We have experienced recently few issues on Xen 3.3.1 for which we
would appreciate if one of you can shed some light.
First of all, our system configuration is:
- a dual Xeon 2.5GHz with 16Gb (8
cores)
- Xen 3.3.1 from latest
xensources distributed with Linux Kernel 2.6.18.8-xen
- Dom0 is a Centos 5.2 upgraded
few days ago to Centos 5.3
- There are 6 HVM DomUs running,
5 with sporadic issues (see below) are Fedora-10 x86_64 and 1 domU (no issue so
far) is a Windows 2003.
- The 5 Fedora-10 domUs have the
latest package upgrades, including a Linux kernel 2.6.27.19-170.2.35.fc10.x86_64.
They have 2 vCPU each, between 512MB to 1Gb of memory, and 30Gb of disk space
stored on an internal SATA
- Dom0’s VPCU is pinned to
core 0 (dom0_vcpus_pin)
- DomUs are visibly sharing
core 1 to 7, (xm vcpu_List) although no config was done to map them to specific
Cpu/cores
Now here are our observations:
(1) The Fedora-10 domUs described
above are randomly and partially (see below) freezing after running for some
hours.
- If there is a pre-existing ssh
session on a hung domU, some commands such as ‘ls’,
‘ps’, ‘tail –f <file>’,’free’
can be executed while commands such ‘top’, ‘vmstat’

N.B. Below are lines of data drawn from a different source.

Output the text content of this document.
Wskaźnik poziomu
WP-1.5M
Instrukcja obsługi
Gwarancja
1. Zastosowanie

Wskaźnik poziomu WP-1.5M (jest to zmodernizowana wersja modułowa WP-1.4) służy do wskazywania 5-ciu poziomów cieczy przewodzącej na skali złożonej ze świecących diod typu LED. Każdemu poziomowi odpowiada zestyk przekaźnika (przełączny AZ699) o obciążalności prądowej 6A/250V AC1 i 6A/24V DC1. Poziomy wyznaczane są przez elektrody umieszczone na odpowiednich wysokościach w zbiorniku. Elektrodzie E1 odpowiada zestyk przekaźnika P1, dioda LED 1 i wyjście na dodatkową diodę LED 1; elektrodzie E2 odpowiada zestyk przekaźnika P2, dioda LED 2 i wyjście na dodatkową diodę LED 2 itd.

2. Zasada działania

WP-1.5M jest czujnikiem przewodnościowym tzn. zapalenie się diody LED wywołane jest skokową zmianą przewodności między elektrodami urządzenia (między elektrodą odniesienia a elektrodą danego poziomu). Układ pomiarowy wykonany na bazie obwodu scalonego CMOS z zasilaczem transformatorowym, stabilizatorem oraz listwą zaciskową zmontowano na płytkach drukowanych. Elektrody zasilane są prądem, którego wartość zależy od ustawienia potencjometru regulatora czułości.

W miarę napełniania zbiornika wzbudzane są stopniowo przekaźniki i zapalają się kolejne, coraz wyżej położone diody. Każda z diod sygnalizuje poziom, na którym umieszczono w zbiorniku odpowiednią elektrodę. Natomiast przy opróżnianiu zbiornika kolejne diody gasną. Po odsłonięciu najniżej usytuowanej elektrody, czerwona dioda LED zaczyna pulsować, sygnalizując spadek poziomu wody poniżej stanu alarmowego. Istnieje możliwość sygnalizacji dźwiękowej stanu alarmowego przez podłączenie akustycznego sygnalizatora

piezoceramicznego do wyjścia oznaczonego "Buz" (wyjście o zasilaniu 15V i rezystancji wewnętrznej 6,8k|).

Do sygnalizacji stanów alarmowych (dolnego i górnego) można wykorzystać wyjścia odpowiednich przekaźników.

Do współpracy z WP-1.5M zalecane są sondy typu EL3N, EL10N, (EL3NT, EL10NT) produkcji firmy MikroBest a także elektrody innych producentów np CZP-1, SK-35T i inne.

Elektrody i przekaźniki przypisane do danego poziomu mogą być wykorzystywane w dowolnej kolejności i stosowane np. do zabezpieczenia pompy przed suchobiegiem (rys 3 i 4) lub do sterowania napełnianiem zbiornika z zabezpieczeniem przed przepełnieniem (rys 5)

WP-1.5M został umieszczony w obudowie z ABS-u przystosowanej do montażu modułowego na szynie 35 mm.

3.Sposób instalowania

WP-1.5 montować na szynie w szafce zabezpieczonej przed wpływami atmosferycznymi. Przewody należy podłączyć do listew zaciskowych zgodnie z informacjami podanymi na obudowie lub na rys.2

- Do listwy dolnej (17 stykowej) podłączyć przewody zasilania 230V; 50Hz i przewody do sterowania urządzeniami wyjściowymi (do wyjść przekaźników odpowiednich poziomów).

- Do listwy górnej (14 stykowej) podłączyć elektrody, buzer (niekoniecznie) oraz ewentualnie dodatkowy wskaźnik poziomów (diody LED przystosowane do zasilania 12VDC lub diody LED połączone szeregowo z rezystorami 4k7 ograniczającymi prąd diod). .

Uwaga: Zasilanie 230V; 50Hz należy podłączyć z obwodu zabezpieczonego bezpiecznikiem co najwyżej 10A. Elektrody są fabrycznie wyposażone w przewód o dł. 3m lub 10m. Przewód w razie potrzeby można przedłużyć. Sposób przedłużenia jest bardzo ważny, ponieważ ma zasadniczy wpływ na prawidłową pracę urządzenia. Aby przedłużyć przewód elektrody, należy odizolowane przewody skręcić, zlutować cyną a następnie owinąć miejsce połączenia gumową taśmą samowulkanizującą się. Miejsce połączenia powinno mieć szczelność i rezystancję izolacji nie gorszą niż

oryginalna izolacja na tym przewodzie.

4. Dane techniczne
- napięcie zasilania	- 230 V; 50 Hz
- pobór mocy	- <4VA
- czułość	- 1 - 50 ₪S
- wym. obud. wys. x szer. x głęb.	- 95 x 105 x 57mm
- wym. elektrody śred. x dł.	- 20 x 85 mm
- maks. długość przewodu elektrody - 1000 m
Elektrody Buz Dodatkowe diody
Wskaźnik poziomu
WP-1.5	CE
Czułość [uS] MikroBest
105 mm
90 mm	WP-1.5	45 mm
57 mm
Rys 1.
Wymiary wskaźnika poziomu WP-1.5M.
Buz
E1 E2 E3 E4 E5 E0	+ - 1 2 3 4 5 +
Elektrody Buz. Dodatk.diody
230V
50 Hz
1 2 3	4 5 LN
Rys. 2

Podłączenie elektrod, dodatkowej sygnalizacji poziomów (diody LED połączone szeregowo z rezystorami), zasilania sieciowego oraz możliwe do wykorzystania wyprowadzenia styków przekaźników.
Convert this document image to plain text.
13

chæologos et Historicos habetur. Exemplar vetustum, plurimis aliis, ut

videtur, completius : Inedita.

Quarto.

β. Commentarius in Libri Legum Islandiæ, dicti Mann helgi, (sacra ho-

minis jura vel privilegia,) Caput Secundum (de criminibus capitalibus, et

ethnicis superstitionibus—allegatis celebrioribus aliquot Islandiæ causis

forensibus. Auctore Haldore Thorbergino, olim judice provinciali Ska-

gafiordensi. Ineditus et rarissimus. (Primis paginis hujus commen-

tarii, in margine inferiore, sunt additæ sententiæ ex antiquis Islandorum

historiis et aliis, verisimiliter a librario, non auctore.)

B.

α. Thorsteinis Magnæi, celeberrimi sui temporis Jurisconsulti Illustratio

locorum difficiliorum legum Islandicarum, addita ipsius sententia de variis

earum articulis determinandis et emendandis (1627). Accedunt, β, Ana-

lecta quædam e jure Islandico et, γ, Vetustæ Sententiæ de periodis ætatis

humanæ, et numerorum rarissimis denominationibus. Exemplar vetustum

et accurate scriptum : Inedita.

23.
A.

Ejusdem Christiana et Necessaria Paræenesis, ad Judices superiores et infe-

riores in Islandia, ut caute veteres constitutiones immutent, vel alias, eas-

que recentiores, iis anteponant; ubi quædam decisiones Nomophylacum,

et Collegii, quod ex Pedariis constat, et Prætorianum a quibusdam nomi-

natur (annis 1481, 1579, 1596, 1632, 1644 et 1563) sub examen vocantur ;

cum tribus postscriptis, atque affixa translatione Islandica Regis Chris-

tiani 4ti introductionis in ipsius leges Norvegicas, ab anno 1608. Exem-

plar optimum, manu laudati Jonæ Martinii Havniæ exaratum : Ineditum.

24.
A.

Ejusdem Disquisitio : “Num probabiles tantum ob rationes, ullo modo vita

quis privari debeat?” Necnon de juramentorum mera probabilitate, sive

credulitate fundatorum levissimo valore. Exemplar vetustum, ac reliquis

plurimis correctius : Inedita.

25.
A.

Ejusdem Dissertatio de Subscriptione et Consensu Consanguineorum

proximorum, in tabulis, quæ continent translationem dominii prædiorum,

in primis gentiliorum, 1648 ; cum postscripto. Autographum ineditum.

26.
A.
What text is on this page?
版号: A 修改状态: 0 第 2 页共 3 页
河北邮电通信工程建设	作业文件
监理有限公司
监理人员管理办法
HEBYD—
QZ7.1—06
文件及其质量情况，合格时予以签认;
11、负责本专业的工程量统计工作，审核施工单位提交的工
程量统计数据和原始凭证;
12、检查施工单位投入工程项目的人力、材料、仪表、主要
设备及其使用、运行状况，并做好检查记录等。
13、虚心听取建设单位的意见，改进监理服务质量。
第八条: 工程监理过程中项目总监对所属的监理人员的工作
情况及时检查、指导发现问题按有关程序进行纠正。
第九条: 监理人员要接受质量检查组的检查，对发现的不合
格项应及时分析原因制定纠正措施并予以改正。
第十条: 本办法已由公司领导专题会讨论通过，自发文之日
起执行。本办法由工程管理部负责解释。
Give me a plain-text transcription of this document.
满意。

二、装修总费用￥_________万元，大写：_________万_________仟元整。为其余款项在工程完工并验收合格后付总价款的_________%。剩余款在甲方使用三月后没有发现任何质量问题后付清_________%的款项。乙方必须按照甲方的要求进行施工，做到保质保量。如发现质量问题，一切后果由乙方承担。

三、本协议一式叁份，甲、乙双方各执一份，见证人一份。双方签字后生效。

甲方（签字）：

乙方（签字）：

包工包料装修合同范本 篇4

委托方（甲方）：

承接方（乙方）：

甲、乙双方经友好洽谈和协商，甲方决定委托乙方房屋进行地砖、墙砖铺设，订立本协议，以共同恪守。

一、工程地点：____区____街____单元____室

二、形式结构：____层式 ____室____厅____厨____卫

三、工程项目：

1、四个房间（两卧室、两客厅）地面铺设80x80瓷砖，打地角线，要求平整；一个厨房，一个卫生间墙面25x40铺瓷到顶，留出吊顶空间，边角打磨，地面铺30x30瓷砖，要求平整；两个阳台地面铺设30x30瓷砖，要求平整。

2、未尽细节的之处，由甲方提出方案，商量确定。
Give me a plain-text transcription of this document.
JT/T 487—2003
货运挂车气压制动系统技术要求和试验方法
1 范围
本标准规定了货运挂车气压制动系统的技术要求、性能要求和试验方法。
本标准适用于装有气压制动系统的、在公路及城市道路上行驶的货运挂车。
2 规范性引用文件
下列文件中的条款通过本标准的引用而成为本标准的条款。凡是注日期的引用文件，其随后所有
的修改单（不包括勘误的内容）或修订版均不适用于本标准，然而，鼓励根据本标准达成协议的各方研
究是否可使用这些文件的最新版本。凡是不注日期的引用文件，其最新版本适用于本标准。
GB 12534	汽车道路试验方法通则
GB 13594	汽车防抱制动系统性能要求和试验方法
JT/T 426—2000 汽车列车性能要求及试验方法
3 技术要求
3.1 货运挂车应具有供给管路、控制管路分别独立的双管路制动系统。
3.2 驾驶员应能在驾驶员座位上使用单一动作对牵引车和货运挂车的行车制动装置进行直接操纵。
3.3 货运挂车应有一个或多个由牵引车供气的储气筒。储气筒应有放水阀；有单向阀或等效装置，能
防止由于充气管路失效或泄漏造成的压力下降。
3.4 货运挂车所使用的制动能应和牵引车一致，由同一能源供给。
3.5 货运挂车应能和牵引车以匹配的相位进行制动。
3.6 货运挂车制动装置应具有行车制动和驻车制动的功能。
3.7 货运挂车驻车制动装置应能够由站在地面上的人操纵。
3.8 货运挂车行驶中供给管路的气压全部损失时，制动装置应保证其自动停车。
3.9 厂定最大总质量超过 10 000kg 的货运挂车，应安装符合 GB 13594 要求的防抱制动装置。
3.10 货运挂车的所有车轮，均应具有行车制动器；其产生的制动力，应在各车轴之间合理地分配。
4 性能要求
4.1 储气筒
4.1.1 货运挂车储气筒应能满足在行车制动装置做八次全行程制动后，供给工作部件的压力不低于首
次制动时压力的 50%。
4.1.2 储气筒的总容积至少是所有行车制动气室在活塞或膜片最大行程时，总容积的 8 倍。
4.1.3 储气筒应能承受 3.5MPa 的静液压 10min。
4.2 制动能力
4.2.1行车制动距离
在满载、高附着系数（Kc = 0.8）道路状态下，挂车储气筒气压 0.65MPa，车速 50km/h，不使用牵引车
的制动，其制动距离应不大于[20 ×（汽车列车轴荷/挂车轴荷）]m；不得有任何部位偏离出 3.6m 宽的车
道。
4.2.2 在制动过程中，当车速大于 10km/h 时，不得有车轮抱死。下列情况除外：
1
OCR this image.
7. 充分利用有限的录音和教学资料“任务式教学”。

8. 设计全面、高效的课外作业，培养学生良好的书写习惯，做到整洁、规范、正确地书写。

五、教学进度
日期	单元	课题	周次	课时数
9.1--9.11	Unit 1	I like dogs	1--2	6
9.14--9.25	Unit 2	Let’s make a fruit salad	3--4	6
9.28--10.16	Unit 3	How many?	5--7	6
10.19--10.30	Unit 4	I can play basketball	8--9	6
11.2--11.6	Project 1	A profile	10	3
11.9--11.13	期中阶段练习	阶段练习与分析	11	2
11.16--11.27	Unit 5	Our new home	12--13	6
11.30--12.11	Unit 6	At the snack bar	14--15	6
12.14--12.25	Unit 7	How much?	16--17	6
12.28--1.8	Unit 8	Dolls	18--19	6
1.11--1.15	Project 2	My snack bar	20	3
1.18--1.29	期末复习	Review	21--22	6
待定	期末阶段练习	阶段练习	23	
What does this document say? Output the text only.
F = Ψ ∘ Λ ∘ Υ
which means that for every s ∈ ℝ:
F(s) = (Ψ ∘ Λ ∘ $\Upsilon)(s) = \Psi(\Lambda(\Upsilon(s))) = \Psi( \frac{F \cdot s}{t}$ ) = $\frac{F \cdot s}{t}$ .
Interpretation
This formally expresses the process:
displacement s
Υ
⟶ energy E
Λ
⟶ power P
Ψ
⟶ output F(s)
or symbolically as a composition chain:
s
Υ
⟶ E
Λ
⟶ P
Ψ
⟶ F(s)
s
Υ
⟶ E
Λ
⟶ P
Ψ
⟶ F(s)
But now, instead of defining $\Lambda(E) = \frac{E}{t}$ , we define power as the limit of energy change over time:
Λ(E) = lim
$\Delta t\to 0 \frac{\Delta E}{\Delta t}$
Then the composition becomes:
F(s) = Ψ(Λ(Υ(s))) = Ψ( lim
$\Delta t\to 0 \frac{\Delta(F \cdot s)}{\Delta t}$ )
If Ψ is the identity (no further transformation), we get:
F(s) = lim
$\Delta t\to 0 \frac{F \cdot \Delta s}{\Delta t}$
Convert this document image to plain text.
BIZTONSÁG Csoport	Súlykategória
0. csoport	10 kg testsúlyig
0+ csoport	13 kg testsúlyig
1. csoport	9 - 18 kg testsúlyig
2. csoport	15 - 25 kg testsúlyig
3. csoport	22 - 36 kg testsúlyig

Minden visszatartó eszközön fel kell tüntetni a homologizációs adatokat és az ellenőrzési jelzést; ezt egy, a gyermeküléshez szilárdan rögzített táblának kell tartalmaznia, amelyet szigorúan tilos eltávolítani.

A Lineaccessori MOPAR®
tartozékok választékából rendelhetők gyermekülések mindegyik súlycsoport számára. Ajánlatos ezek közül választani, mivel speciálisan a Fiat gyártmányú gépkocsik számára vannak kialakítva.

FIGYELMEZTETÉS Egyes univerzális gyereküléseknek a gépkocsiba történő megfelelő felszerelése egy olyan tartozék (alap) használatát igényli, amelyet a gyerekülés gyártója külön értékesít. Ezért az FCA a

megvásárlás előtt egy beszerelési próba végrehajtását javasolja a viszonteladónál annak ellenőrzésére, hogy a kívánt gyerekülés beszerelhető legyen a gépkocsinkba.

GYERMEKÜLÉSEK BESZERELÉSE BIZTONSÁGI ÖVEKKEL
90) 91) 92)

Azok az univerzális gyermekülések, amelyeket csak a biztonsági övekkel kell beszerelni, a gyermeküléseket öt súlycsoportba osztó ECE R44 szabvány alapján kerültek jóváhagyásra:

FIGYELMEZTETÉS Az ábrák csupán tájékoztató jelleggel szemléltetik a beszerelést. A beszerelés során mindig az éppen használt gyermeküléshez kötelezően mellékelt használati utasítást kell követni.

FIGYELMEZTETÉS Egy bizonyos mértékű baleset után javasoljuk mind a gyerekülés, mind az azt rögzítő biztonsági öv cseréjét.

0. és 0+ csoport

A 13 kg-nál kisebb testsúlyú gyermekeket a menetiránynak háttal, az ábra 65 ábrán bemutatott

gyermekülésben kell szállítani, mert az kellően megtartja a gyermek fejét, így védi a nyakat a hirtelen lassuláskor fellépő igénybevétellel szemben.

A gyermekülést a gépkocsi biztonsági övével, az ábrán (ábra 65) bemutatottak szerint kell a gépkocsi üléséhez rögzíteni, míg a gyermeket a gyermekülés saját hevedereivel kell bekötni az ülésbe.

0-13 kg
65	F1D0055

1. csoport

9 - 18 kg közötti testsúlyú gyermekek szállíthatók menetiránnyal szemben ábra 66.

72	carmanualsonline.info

will hang OR sometimes no command at all
- Xentop display of 0% activity
on a hung domU although I have observed a 100% once on another hung one
- There is nothing significant on
domU:/var/log/messages and nothing as well on dom0:/var/log/xen/qemu-dm-…
- Nagios running on dom0
doesn’t really picked this condition up as the hung domUs are still able
to answer ping or able to answer Nagios ssh checkin; note that ssh to a hung
domU doesn’t work although Nagios basic tcp port answers on 22
- Their time is completely off
(see next observation below) with or without ntpd running
- I had the occasion to run
‘free’ on few of them and it appears that they had enough free
memory, i.e. not swapping at all
ð I
don’t want to speculate on the potential root cause nevertheless what can
be the next most effective troubleshooting steps?
o Force a
domU system dump? And then?
o Deep
dive into dom0 logs although a quick browsing wasn’t successful?
o Disable
most of the processes on one of these domU to identify if a user proc can cause
this issue (may be very time consuming)?
o Set the
run-level to 3 instead of 5?
(2) The 5 Fedora-10s domUs are not
keeping their time in sync
We have read different pages concerning time management for a
Linux domU but we haven’t found yet something concluding and/or
haven’t been able to set this up properly. The facts are:
- Our dom0 runs ntpd and is
perfectly synchronized on external public ntp sources
- We tried initially to run ntpd
on the Fedora-10 domUs, configured on external public sources, which has proven
to be unsuccessful; the time is usually off by few minutes
- We tried without ntpd, this
should be the proper configuration according to our readings as the
domUs’ hardware clock should sync up on their dom0’s hw clock alas
still unsuccessful. In this case, the domUs end up significantly lagging behind
their dom0’s time
- We have read on few occasion
that there is a parameter to set with echo 1 >
/proc/sys/xen/independent_wallclock in order to run ntpd on a domU, but
/proc/sys/xen doesn’t exist on these Fedora-10 domUs. Is it an expected
behavior? Should we assume the setting independent_wallclock is only for PV
domUs?!
- Note that one of the domUs is a
Windows 2003 server 32-bits and is perfectly on time, i.e. in sync with its
dom0. It does run the default Windows time service, no ntpd installed
(3) The 5 Fedora-10 domUs have been
installed as HVM domU but their kernels see them as PV. This may be a
misunderstanding from our side, however, a dmesg on the 5 Fedora-10 domUs,
shows the message:
“Booting paravirtualized
kernel on bare hardware”
We just installed an HVM centos 5.3 domU, and this time the kernel
boot message “Booting …” doesn’t appear.
Therefore, can we conclude that the presumed HVM Fedora-10 domUs
are in fact PV domUs?
Should a /proc/sys/xen be present on a PV domU or on any type of
domUs?